There’s no short answer to this question and, of course, we can’t be certain. Our first instinct was to get pretty angry with Fred. We can look at all the evidence, though, and feel pretty confident about some aspects of the case. We know, however, that editing is almighty in reality TV. Chances are that there were plenty of salient facts that fell to the cutting room floor and plenty of others that never made it on film in the first place. Earl Foster, the man who owned the claim at Porcupine Creek, leased it to the Hoffman’s in Season One and then sold it to Fred Hurt in Season two, has only had a couple of cameos on the show; and he’s a big player in this drama.
In the Gold Rush Aftershow, Todd Hoffman admits that he and Earl Foster didn’t get along. In the same show, Fred Hurt tells us that Todd could’ve made things right with Earl if he had gone to talk to him, and Todd doesn’t dispute the point. According to Fred, the claim was going to be sold out from under the Hoffmans and the lease was going to be dissolved whether he was involved or not. But, Fred did get involved. And, apparently Earl Foster hadn’t bothered to notify the Hoffmans of the nullified lease or the sold claim. If I were Fred, I’d be pretty steamed with Earl over that.
One of the things Fred wanted to make public when he posted a defense of himself on Facebook was that the Hoffmans had asked in the off season to break their lease. I can’t see how that’s relevant. Let’s say Todd Hoffman asked in October to be let off the hook. Apparently, Earl Foster rejected that request. There seems no doubt that Todd thought that he still had the claim when he moved his whole crew up to Porcupine Creek, set up camp, drained the g|ory hole, tuned up the wash plant, and started processing material. Just asking to be let out of a lease isn’t enough. He asked. He was, apparently, turned down. He thought the lease was his.
This is making Earl Foster look awfully bad. We can’t hear his side of the story, so we should be careful to draw too many conclusions, but it is difficult to see a good reason for him not to notify the Hoffmans—to let them set up and start mining at Porcupine Creek after their lease had been dissolved.

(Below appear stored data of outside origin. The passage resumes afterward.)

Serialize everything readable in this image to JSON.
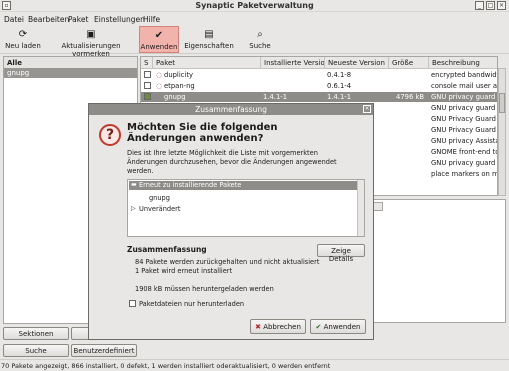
{
  "window": {
    "title": "Synaptic Paketverwaltung"
  },
  "menu": [
    "Datei",
    "Bearbeiten",
    "Paket",
    "Einstellungen",
    "Hilfe"
  ],
  "toolbar": {
    "reload": "Neu laden",
    "mark_updates": "Aktualisierungen vormerken",
    "apply": "Anwenden",
    "properties": "Eigenschaften",
    "search": "Suche"
  },
  "sidebar": {
    "header": "Alle",
    "selected": "gnupg"
  },
  "table": {
    "columns": [
      "S",
      "Paket",
      "Installierte Version",
      "Neueste Version",
      "Größe",
      "Beschreibung"
    ],
    "rows": [
      {
        "name": "duplicity",
        "installed": "",
        "latest": "0.4.1-8",
        "size": "",
        "desc": "encrypted bandwidth"
      },
      {
        "name": "etpan-ng",
        "installed": "",
        "latest": "0.6.1-4",
        "size": "",
        "desc": "console mail user ag"
      },
      {
        "name": "gnupg",
        "installed": "1.4.1-1",
        "latest": "1.4.1-1",
        "size": "4796 kB",
        "desc": "GNU privacy guard -"
      },
      {
        "name": "",
        "installed": "",
        "latest": "",
        "size": "",
        "desc": "GNU privacy guard -"
      },
      {
        "name": "",
        "installed": "",
        "latest": "",
        "size": "",
        "desc": "GNU Privacy Guard"
      },
      {
        "name": "",
        "installed": "",
        "latest": "",
        "size": "",
        "desc": "GNU Privacy Guard o"
      },
      {
        "name": "",
        "installed": "",
        "latest": "",
        "size": "",
        "desc": "GNU privacy Assista"
      },
      {
        "name": "",
        "installed": "",
        "latest": "",
        "size": "",
        "desc": "GNOME front-end to"
      },
      {
        "name": "",
        "installed": "",
        "latest": "",
        "size": "",
        "desc": "GNU privacy guard -"
      },
      {
        "name": "",
        "installed": "",
        "latest": "",
        "size": "",
        "desc": "place markers on ma"
      }
    ]
  },
  "left_buttons": {
    "sections": "Sektionen",
    "search": "Suche",
    "custom": "Benutzerdefiniert"
  },
  "status": "70 Pakete angezeigt, 866 installiert, 0 defekt, 1 werden installiert oderaktualisiert, 0 werden entfernt",
  "dialog": {
    "title": "Zusammenfassung",
    "heading": "Möchten Sie die folgenden Änderungen anwenden?",
    "text": "Dies ist Ihre letzte Möglichkeit die Liste mit vorgemerkten Änderungen durchzusehen, bevor die Änderungen angewendet werden.",
    "tree": {
      "group1": "Erneut zu installierende Pakete",
      "item1": "gnupg",
      "group2": "Unverändert"
    },
    "summary_heading": "Zusammenfassung",
    "details_button": "Zeige Details",
    "summary_lines": [
      "84 Pakete werden zurückgehalten und nicht aktualisiert",
      "1 Paket wird erneut installiert",
      "1908 kB müssen heruntergeladen werden"
    ],
    "download_only": "Paketdateien nur herunterladen",
    "cancel": "Abbrechen",
    "apply": "Anwenden"
  }
}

I don’t think Fred gets off Scott free either, though. He could have told Earl that the Hoffmans were good natured green horns who were likely to do better in their second year. If he couldn’t, in good faith, defended the Hoffmans from Earl Foster’s disappointment and embarrassment, he could at least have walked away. The Hoffmans treated Fred with a lot of respect, even though he was imposed on them in a thoroughly awkard way. Fred could have shown a little respect in response. He decided not to, though.

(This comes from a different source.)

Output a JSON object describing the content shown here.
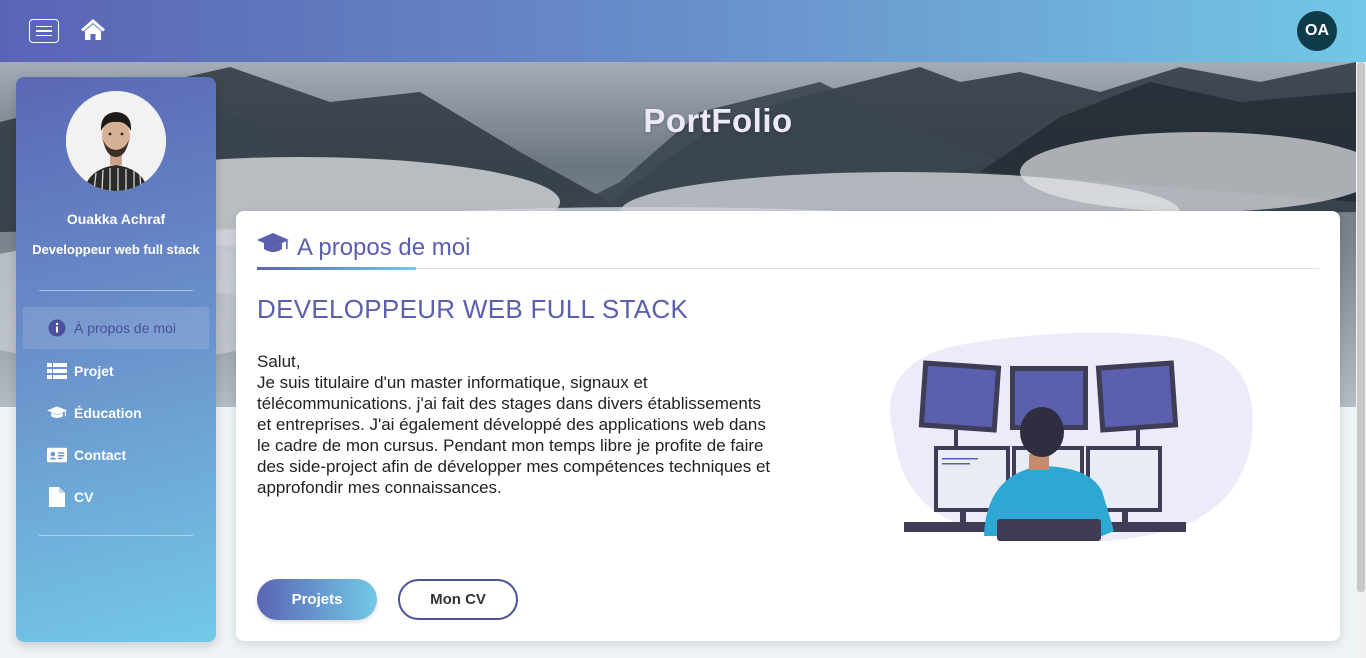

Some say that’s just how business works, and there is no doubt that that is sometimes true; but, plenty of businessmen respect relationships, show professional courtesy, walk away from deals that are poorly handled, and still make money. Fred didn’t do any of that.
The elephant in the room throughout the Porcupine Creek drama is how much the Discovery Channel cooked the whole thing. The timing of Fred’s arrival is just too perfect to be a coincidence. The Hoffman’s exploration in the Klondike during the off season sure looks like evidence of a plan to get away from Porcupine Creek. And, are we sure that Fred’s decision to buy Earl Foster’s claim had nothing to do with a Discovery Channel offer on the table? Would they have been as interested in having Fred on the show if he weren’t willing to put on the black hat and play the bad guy? These are questions we’re not going to get definitive answers to, of course, but I’m getting pretty suspicious about the whole thing.

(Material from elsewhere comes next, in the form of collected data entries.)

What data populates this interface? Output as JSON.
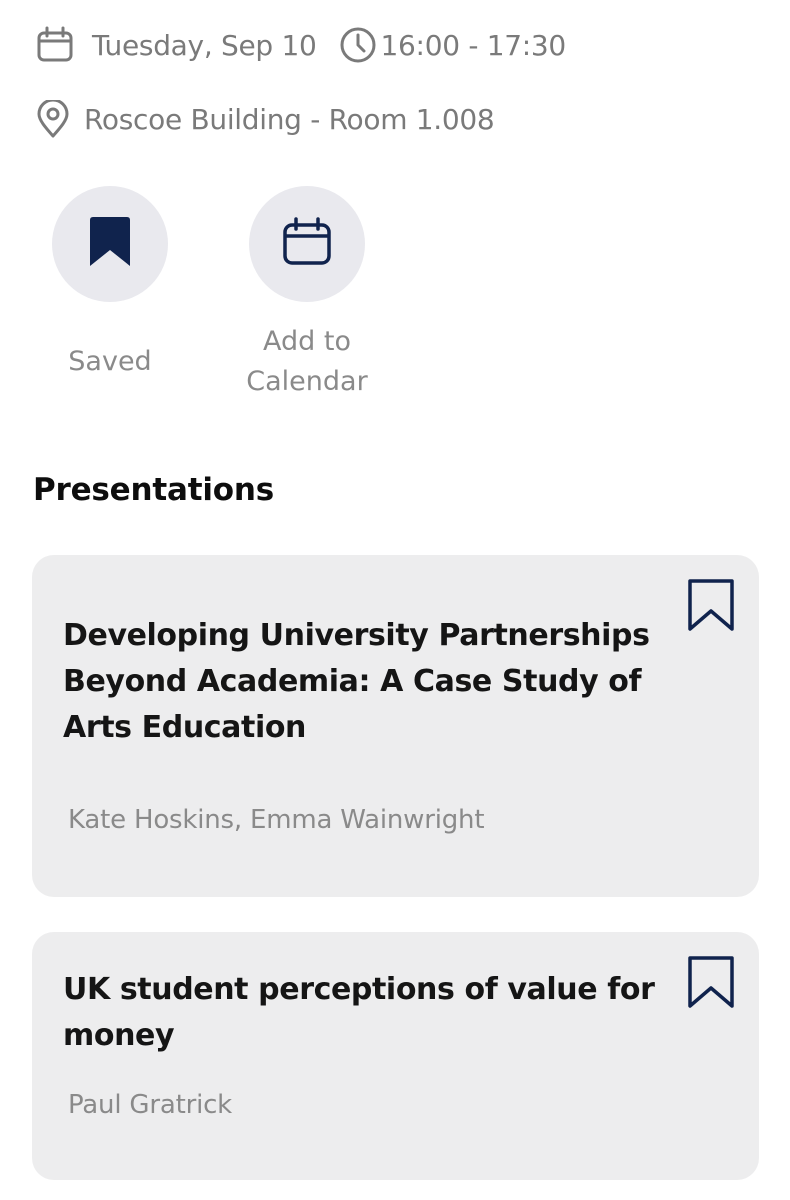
{
  "session": {
    "date": "Tuesday, Sep 10",
    "time": "16:00 - 17:30",
    "location": "Roscoe Building - Room 1.008"
  },
  "actions": {
    "saved_label": "Saved",
    "calendar_label_line1": "Add to",
    "calendar_label_line2": "Calendar"
  },
  "presentations": {
    "heading": "Presentations",
    "items": [
      {
        "title": "Developing University Partnerships Beyond Academia: A Case Study of Arts Education",
        "authors": "Kate Hoskins, Emma Wainwright",
        "saved": false
      },
      {
        "title": "UK student perceptions of value for money",
        "authors": "Paul Gratrick",
        "saved": false
      }
    ]
  },
  "colors": {
    "accent": "#10234d",
    "muted_text": "#7a7a7a",
    "card_bg": "#ededee",
    "circle_bg": "#e9e9ee"
  },
  "icons": {
    "date": "calendar-icon",
    "time": "clock-icon",
    "location": "location-pin-icon",
    "saved": "bookmark-filled-icon",
    "calendar": "calendar-add-icon",
    "card_bookmark": "bookmark-outline-icon"
  }
}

P.S. Another odd thing that came out in one of the Aftershow interviews was Parker Schnabel’s story about the Hoffmans stealing pans from the Schnabel side of the creek? Huh? Parker also said that he worked better with Fred because he was more knowledgeable and helpful than the Hoffmans. I don’t want to make too much of this off-handed comment, but it certainly suggests that we might be getting a scrubbed up version of the Hoffmans on the show (and a besmirched version of Fred?).